"""
GES Algorithm
The idea of GES is to greedily search through the space of CPDAGs.
It can be outlined in two steps:
i) it starts with a CPDAG and then adds edges maximising the increase in score
ii) edges are greedily removed until an optimum of the score is reached.

References
----------
https://www.jmlr.org/papers/volume3/chickering02b/chickering02b.pdf
"""

from typing import Tuple, Union

import numpy as np

from .generic import CausalDiscoveryAlgorithm
from ..datasets import CausalDataset
from ..utils import apply_insert, insert_validity, apply_delete, delete_validity, get_cpdag, get_parents, get_NAyx, \
    get_adjacent, get_nodes, generate_subsets


class GES(CausalDiscoveryAlgorithm):

    def __init__(self):
        self.n, self.d = None, None
        self.scatter = None

    def fit(self, dataset: CausalDataset):
        """
        Given the provided dataset, the algorithm learns the causal graph
        and sets the proper attribute.
        """
        self.n, self.d = len(dataset), dataset.observations.shape[1]
        self.scatter = np.cov(dataset.observations, rowvar=False, ddof=0)
        empty_graph = np.zeros((self.d, self.d), dtype=int)  # empty graph
        graph = self.FES(empty_graph)  # Perform the forward search phase
        graph = self.BES(graph)  # Perform the backward search phase
        self.causal_graph = graph

    def FES(self, graph: np.ndarray) -> np.ndarray:
        """
        Forward Equivalence Search

        Parameters
        ----------
        graph: np.ndarray
            The initial graph.
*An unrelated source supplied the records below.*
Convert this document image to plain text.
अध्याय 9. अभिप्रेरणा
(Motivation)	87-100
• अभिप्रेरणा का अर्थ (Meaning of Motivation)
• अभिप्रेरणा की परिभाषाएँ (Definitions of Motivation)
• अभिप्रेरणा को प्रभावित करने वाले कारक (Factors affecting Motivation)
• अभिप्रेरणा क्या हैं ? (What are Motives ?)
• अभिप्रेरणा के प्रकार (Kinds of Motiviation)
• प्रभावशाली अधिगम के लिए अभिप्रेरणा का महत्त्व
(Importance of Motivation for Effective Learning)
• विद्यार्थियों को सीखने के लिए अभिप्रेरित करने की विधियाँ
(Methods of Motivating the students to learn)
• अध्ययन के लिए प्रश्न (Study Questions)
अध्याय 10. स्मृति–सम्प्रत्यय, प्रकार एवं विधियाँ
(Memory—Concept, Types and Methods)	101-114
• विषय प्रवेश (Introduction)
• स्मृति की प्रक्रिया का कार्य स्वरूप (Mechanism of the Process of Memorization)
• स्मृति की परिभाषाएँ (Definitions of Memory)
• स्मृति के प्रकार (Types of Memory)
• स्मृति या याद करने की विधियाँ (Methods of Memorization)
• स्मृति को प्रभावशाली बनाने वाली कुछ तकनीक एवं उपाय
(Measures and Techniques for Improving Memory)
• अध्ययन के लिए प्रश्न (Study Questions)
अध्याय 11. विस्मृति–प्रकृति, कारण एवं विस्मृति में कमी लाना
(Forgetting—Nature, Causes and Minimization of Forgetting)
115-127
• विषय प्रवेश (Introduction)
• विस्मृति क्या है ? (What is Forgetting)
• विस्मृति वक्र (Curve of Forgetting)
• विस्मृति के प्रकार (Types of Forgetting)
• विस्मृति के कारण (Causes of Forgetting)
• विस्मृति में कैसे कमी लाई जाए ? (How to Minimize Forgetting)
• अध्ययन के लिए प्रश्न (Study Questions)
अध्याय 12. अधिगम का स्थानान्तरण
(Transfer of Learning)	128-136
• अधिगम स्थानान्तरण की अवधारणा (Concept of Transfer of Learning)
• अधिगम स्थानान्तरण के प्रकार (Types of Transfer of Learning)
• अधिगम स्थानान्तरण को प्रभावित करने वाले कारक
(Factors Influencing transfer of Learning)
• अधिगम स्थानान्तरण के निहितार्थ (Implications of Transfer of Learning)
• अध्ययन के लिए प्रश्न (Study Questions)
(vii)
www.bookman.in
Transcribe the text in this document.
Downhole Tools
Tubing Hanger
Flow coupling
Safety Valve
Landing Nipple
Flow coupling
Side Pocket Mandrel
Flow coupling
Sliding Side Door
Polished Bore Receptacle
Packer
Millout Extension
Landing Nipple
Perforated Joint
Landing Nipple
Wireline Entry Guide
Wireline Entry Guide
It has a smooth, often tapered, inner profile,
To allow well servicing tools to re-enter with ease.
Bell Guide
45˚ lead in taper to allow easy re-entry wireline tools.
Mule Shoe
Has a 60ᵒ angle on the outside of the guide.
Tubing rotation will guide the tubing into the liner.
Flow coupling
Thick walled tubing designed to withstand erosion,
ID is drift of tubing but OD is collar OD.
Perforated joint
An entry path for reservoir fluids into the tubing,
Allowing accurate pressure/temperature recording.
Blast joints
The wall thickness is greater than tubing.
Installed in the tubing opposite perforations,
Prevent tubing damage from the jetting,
Defaults to the empty graph, namely a matrix of zeros

        Returns
        -------
        graph: np.ndarray
            the adjacency matrix of the estimated CPDAG
        """
        while True:
            x, y, T = self.FS(graph)  # Get the best edge to insert
            if x is None or y is None:  # If no edge is found, break the loop
                break
            graph = apply_insert(graph, x, y, T)  # Insert the edge and update the graph
            graph = get_cpdag(graph)  # Convert the pdag into cpdag
        return graph

    def FS(self, graph: np.ndarray) -> Tuple[Union[int, None], Union[int, None], set]:
        """
        Forward Search
        """
        edge, subset = (None, None), set()
        max_score = 0
        for x in range(graph.shape[0]):
            nodes = get_nodes(graph, x)
            for y in nodes:
                T0 = generate_subsets(graph, x, y)
                for T in T0:
                    if not insert_validity(graph, x, y, T):
                        continue
                    parents = get_parents(graph, y)
                    na_yx = get_NAyx(graph, x, y)
                    pa_with_x = parents.union({x}, na_yx, T)
                    pa_without_x = parents.union(na_yx, T)
                    score = self.local_score(pa_with_x, y) - self.local_score(pa_without_x, y)
                    if score > max_score:
                        max_score = score
                        edge = (x, y)
                        subset = T

        return edge[0], edge[1], subset

    def BES(self, graph: np.ndarray) -> np.ndarray:
        """
        Backward Equivalence Search
        """
        while True:
            x, y, H = self.BS(graph)
            if y is None or y is None:
                break
            graph = apply_delete(graph, x, y, H)
            graph = get_cpdag(graph)

        return graph

    def BS(self, graph: np.ndarray) -> Tuple[Union[int, None], Union[int, None], set]:
        """
        Backward Search
        """
        max_score = 0
        edge, subset = (None, None), set()
        for x in range(self.d):
            adjacent = get_adjacent(graph, x)
            for y in adjacent:
                H0 = generate_subsets(graph, x, y)
                for H in H0:
                    if not delete_validity(graph, x, y, H):
                        continue
                    parents = get_parents(graph, y)
                    na_yx = get_NAyx(graph, x, y)
                    na_yx_without_H = na_yx - H
                    pa_with_x = parents.union((na_yx_without_H - {x}))
                    pa_without_x = parents.union(na_yx_without_H)
                    score = (self.local_score(pa_with_x, y) - self.local_score(pa_without_x, y))
                    if score > max_score:
                        max_score = score
                        edge = (x, y)
                        subset = H
        return edge[0], edge[1], subset

    def local_score(self, pa: set, y: int) -> float:
        """
        The function returns the local score of the vertex y given the parent set pa
        """
        sigma = self.scatter[y, y]
        pa = list(pa)
        k = len(pa)
        if k > 0:
            pa_cov = self.scatter[pa, :][:, pa]
            y_cov = self.scatter[y, pa]
            coef = np.linalg.solve(pa_cov, y_cov)
            sigma = sigma - y_cov @ coef
        bic_score = - (self.n * (1 + np.log(sigma)) + (k + 1) * np.log(self.n))
        return bic_score